Blink-182 está de volta com disco novo

“Neighborhoods” é o resultado de dois momentos da banda

“Blink-182 is back”. Essa frase é icônica, poderosa e muito feliz. O novo disco “Neighborhoods” já não é icônico, não é nada poderoso e é feliz em partes. É impossível analisar o novo trabalho do trio sem fazer comparações com o último disco (Blink-182 – Blink182) e tudo o que rolou nesse meio tempo: o guitarrista Tom com a “tentativa indie” no Angels and Airwaves (AVA), o baixista Mark e o baterista Travis na excelente continuação do punk californiano com o +44 e as apostas solos de Travis na união da “bateria e do hip hop”.

A capa de “Neighborhoods” é totalmente metropolitana, mas nada lembra os álbuns anteriores. Começando com “Ghost on the dance floor”, Travis Barker sempre excelente na bateria e Tom fazendo analogias à sua personalidade, ou seja, AVA.

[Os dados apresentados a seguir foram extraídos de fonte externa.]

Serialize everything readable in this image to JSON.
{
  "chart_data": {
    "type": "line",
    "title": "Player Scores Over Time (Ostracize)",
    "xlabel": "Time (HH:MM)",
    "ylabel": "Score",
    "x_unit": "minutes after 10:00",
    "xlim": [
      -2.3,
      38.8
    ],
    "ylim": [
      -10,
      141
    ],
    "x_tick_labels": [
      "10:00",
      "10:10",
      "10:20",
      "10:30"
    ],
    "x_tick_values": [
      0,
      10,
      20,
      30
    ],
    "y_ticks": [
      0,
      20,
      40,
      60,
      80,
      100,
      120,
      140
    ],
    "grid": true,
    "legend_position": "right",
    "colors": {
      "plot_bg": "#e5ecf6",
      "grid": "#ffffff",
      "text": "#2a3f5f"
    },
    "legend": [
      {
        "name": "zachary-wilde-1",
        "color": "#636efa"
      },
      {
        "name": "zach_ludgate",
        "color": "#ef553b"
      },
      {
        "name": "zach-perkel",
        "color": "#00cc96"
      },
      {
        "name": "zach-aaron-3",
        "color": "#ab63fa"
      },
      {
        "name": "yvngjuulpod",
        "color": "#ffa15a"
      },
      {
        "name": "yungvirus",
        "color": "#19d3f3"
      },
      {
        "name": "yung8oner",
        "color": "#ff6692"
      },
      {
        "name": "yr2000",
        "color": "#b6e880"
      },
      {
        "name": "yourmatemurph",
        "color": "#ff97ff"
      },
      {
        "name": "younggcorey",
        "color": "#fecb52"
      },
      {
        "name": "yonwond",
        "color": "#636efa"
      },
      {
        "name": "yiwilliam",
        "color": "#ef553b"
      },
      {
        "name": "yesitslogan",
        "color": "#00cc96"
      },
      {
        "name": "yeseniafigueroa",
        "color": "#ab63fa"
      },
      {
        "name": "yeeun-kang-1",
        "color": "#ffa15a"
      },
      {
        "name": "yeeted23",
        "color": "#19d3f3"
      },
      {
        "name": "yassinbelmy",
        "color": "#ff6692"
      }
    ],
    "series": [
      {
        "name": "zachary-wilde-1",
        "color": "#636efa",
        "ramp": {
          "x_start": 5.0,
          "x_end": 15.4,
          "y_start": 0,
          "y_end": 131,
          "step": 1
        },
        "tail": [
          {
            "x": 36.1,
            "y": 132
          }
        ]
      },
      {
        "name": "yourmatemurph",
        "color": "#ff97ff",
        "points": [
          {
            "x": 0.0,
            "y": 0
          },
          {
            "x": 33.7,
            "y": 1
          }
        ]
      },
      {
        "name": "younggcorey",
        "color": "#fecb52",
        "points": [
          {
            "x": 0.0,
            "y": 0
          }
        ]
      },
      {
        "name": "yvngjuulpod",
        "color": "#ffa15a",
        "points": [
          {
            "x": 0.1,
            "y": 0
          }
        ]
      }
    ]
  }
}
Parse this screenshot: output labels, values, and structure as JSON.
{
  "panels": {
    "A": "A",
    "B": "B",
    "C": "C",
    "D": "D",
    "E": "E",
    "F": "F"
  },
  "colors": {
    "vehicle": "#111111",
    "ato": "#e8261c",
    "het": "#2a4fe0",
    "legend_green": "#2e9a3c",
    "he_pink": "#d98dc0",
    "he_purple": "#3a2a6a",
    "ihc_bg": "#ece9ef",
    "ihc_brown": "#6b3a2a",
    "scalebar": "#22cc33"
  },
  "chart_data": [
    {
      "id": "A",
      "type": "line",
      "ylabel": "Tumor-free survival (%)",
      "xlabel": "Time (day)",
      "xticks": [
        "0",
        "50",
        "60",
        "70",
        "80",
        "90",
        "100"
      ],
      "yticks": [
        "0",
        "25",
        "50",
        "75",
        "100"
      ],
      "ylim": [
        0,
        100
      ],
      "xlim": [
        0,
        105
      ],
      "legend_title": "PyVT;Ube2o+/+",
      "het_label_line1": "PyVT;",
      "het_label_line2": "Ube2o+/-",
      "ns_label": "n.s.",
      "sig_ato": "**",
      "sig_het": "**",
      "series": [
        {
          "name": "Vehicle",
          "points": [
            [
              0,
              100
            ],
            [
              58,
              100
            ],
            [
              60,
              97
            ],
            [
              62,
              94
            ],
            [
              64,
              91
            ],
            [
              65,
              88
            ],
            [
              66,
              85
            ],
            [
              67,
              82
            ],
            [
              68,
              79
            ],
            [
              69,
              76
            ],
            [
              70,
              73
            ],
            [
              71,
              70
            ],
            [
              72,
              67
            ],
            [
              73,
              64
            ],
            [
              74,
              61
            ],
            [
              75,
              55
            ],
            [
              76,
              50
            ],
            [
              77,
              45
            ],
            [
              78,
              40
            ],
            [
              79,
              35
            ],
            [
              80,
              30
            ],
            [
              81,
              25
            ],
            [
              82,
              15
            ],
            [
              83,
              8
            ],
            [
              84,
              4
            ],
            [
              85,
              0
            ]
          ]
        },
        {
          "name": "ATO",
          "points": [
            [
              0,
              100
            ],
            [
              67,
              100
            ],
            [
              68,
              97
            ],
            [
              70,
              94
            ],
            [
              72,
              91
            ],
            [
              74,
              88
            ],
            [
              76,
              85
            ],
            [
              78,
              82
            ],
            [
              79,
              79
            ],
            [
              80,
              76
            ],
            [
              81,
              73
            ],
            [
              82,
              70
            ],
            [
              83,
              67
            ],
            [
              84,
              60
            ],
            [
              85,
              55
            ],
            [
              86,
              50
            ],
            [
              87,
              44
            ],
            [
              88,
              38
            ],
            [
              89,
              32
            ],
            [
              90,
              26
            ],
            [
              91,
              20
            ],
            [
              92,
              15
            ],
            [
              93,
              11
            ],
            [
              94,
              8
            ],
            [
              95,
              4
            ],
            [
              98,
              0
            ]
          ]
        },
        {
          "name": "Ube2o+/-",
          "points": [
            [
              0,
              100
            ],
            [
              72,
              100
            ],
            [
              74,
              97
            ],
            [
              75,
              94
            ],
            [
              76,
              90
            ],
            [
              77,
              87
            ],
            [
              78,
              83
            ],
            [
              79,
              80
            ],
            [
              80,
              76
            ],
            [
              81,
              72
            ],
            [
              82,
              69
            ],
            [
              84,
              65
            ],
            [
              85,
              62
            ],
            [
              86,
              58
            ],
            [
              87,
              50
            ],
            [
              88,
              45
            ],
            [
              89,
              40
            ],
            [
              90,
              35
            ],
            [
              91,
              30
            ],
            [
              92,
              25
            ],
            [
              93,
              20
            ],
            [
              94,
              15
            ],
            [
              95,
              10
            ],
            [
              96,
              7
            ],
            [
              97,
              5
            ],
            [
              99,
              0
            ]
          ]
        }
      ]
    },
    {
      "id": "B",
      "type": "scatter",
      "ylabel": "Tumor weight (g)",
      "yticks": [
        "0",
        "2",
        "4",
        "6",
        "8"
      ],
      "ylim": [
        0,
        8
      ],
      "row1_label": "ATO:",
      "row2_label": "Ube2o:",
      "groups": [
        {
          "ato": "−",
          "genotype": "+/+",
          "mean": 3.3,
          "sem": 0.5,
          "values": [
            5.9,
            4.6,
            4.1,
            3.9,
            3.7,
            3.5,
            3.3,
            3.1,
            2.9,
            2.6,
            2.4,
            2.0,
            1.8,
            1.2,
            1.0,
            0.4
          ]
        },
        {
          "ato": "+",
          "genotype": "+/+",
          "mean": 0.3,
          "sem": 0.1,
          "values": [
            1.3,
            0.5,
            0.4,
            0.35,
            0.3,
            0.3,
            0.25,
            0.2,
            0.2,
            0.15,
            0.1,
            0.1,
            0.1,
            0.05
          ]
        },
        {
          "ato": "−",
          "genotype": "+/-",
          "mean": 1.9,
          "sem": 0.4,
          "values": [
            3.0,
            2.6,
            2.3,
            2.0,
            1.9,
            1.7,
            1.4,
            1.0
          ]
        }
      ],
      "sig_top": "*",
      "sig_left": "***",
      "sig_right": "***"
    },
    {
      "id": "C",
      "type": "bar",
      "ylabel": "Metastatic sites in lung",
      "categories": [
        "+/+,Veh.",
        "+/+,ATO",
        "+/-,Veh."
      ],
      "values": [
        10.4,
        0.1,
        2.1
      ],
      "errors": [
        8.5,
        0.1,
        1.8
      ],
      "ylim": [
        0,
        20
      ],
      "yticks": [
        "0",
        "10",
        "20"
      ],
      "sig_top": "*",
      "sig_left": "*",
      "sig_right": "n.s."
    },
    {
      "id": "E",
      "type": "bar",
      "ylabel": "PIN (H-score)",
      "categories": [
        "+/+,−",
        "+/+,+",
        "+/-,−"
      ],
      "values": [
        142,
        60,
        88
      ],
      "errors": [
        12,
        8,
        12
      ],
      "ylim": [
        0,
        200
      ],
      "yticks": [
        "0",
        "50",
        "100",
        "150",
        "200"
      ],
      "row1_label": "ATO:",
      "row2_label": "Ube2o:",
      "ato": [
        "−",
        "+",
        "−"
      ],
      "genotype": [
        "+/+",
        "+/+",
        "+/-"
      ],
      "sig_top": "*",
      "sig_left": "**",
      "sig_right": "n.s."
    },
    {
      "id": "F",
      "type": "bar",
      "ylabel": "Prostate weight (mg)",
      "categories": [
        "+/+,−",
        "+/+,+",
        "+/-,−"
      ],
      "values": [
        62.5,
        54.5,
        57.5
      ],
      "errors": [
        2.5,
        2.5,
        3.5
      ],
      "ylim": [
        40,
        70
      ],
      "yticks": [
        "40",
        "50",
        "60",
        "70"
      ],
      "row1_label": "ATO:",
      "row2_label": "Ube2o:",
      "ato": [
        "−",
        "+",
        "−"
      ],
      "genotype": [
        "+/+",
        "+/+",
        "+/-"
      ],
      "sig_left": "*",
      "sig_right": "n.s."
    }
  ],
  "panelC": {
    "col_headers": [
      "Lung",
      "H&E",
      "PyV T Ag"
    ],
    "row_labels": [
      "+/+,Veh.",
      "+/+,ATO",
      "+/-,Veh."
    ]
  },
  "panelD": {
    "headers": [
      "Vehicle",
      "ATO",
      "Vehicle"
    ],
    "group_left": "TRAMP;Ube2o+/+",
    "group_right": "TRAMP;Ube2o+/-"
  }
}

Em alguns momentos, a voz nasalada de Tom Delonge soa bastante enjoativa e, em outros momentos, soa bastante certeira. O disco passeia bastante pelo punk californiano, marca registrada do grupo, e também tem seus momentos nonsense através da boa utilização dos sintetizadores.

Quando o trio lançou “Up all night” como single, a música não fez sentido. É boa e apenas isso. Mas ela se completa totalmente com a anterior “Natives” que lembra os discos antigos do Blink-182.

“Neighborhoods” é o pastiche (entenda colcha de retalhos) de dois momentos: é a sucessão natural de “Blink-182 – Blink182” e as influências não muito bem encaradas do AVA.

Andando na contramão da introdução escrita, “Neighborhoods” é feliz em algumas letras, embora insira continuamente algumas passagens sombrias no disco, mas é a certeza de que o trio está feliz com a reunião. Não é nada poderoso, pois não apresenta nenhum clímax – talvez as músicas finais do disco sejam as melhores. Dessa forma, não entrega, de modo algum, um trabalho icônico como sempre fizeram anteriormente. Mas é a certeza de que a cor cinza combinou com a capa.